Auf Facebook (hier und hier) und auf Whatsapp verbreitet sich die Behauptung, Russland und Deutschland befänden sich offiziell im Krieg, weil sich Russland aufgrund der Waffenlieferungen Deutschlands an die Ukraine aus dem sogenannten Zwei-plus-Vier-Vertrag zurückgezogen habe. 
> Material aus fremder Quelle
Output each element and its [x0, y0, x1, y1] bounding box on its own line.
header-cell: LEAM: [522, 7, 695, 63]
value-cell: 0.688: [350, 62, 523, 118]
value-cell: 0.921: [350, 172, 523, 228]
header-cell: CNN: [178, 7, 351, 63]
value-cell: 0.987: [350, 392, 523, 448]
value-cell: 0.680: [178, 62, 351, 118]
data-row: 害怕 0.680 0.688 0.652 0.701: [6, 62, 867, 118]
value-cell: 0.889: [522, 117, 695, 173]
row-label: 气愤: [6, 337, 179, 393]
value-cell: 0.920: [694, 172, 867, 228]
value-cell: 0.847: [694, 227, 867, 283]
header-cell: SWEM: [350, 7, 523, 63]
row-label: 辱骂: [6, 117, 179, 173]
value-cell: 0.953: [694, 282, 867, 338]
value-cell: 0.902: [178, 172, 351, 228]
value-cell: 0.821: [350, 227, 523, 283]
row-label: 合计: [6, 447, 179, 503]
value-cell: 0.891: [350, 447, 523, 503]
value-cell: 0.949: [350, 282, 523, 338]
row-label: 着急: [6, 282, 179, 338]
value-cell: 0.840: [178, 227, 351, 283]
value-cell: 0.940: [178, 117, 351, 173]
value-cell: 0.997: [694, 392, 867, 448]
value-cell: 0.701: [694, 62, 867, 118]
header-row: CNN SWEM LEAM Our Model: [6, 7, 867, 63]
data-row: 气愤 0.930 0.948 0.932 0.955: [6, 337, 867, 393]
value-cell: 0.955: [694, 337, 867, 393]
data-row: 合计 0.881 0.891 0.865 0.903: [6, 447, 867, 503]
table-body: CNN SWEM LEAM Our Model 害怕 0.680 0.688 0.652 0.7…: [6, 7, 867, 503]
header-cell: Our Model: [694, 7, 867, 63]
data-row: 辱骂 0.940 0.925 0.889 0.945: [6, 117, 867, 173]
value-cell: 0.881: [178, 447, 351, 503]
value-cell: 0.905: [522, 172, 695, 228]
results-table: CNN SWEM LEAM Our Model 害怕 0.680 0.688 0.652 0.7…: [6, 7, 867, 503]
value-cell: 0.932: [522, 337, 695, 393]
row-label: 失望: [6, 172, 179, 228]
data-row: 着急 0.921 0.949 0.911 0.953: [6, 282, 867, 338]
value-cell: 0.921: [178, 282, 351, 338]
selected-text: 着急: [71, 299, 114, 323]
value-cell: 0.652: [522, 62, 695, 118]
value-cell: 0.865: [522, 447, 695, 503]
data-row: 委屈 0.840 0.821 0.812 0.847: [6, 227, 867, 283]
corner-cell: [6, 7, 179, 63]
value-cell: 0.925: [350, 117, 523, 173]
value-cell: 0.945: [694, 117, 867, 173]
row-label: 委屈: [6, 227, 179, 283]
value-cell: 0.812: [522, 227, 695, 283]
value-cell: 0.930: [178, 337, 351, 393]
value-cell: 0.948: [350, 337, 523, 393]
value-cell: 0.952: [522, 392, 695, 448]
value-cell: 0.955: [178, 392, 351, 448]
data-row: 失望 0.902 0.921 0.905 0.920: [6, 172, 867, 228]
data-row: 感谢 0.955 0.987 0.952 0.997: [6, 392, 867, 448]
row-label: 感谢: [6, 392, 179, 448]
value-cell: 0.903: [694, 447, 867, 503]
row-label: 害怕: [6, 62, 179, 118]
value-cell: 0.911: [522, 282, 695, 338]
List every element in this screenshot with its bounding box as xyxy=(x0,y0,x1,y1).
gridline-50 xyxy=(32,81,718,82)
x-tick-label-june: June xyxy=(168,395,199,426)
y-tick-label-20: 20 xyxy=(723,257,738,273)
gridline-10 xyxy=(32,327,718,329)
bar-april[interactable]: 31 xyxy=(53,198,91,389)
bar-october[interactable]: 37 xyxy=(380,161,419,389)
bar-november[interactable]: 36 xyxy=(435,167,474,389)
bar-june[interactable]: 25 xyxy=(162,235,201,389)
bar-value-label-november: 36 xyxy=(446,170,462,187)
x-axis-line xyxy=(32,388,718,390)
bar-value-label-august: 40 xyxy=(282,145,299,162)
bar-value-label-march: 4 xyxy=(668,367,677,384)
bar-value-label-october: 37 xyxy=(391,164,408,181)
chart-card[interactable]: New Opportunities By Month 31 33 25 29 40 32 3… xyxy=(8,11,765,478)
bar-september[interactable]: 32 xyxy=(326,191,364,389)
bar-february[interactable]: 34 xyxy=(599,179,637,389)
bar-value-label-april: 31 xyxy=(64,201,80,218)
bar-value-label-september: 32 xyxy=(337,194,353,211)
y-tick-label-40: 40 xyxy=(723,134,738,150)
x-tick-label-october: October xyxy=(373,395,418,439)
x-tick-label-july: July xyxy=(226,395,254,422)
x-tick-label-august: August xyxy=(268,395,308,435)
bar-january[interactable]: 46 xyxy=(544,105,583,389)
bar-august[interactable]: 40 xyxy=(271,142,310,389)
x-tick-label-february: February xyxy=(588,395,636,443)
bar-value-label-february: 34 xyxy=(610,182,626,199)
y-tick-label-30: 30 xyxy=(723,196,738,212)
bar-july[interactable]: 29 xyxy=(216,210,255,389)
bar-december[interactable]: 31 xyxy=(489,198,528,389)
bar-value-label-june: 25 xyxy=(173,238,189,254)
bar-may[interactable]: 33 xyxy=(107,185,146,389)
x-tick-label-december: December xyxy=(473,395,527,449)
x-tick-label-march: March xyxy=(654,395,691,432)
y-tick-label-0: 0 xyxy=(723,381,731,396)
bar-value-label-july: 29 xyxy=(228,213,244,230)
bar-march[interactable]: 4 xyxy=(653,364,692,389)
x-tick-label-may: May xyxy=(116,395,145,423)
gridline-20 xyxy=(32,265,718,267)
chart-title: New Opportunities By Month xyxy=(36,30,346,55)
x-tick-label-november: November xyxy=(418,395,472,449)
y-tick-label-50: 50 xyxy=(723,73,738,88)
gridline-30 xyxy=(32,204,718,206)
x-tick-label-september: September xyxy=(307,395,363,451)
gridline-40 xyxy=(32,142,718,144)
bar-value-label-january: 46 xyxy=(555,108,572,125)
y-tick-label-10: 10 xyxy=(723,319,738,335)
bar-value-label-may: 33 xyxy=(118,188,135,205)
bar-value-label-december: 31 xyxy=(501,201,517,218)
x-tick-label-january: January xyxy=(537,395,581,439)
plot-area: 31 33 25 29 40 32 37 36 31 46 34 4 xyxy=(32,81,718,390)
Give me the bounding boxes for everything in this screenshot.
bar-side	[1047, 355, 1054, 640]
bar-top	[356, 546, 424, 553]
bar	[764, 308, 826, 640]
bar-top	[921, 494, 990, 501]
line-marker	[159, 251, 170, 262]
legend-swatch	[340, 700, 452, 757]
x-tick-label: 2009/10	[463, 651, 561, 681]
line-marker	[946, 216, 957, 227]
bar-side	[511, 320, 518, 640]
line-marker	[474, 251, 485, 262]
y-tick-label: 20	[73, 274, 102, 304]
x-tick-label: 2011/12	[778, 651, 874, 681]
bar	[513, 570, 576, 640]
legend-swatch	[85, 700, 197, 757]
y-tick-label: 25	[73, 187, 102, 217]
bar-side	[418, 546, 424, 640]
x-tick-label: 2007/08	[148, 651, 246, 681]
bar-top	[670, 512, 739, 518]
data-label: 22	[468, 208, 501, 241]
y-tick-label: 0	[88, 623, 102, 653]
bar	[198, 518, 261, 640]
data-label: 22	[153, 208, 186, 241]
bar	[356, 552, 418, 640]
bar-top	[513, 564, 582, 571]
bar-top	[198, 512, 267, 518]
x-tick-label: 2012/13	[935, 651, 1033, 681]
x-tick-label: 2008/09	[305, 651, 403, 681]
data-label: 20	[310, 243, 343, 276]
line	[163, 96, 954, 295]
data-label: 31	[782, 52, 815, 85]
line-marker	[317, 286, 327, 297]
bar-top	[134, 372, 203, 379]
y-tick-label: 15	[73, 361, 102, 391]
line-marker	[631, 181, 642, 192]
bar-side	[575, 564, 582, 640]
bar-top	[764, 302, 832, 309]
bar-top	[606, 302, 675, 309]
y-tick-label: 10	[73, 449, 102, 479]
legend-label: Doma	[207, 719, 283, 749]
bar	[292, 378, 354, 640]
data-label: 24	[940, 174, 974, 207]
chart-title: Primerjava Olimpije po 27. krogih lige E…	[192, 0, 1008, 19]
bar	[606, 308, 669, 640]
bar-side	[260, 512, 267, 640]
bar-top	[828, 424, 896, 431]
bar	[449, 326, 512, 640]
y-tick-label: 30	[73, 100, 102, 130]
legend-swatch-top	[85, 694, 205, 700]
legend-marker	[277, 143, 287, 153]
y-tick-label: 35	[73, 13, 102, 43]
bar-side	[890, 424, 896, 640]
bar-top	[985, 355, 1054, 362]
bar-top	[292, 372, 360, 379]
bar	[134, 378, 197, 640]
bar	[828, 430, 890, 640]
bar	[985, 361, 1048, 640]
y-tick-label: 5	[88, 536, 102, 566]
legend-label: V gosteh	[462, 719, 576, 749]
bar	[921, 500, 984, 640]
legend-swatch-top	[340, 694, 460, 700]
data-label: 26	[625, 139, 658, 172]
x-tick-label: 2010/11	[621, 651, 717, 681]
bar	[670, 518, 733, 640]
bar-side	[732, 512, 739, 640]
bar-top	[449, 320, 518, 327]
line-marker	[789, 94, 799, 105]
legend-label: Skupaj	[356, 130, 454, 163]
Die Behauptung geht offenbar auf einen Beitrag auf der Seite von Gloria TV vom 14. März zurück. Quellen für die Behauptung werden in dem Beitrag nicht angegeben. Belege für die Behauptung wie Medienberichte oder offizielle Pressemitteilungen konnten wir durch eine Internetrecherche nicht finden. Auf unsere Anfrage teilte das Auswärtige Amt mit, Russland habe den Vertrag nicht verlassen. Die Russische Föderation könne sich zudem „nicht auf ein Recht zum Rücktritt vom Zwei-plus-Vier-Vertrag berufen“. Das sei dem Wortlaut des Vertrags geschuldet.

Was das genau bedeutet, wollte das Auswärtige Amt nicht öffentlich ausführen. Klar ist jedoch, dass der Zwei-plus-Vier-Vertrag selbst keine Regelungen über einen Rücktritt aus dem Vertrag enthält. Zudem legt der Name des Vertrags, der eigentlich „Vertrag vom 12. September 1990 über die abschließende Regelung in Bezug auf Deutschland“ heißt, nahe, dass die Fragen, die dort geregelt sind, „abschließend“ geklärt sind. Das ist auch die einschlägige wissenschaftliche Meinung zu dem Vertrag, wie aus zwei Gutachten des Wissenschaftlichen Dienstes des Bundestags aus den Jahren 2007 und 2016 hervorgeht. 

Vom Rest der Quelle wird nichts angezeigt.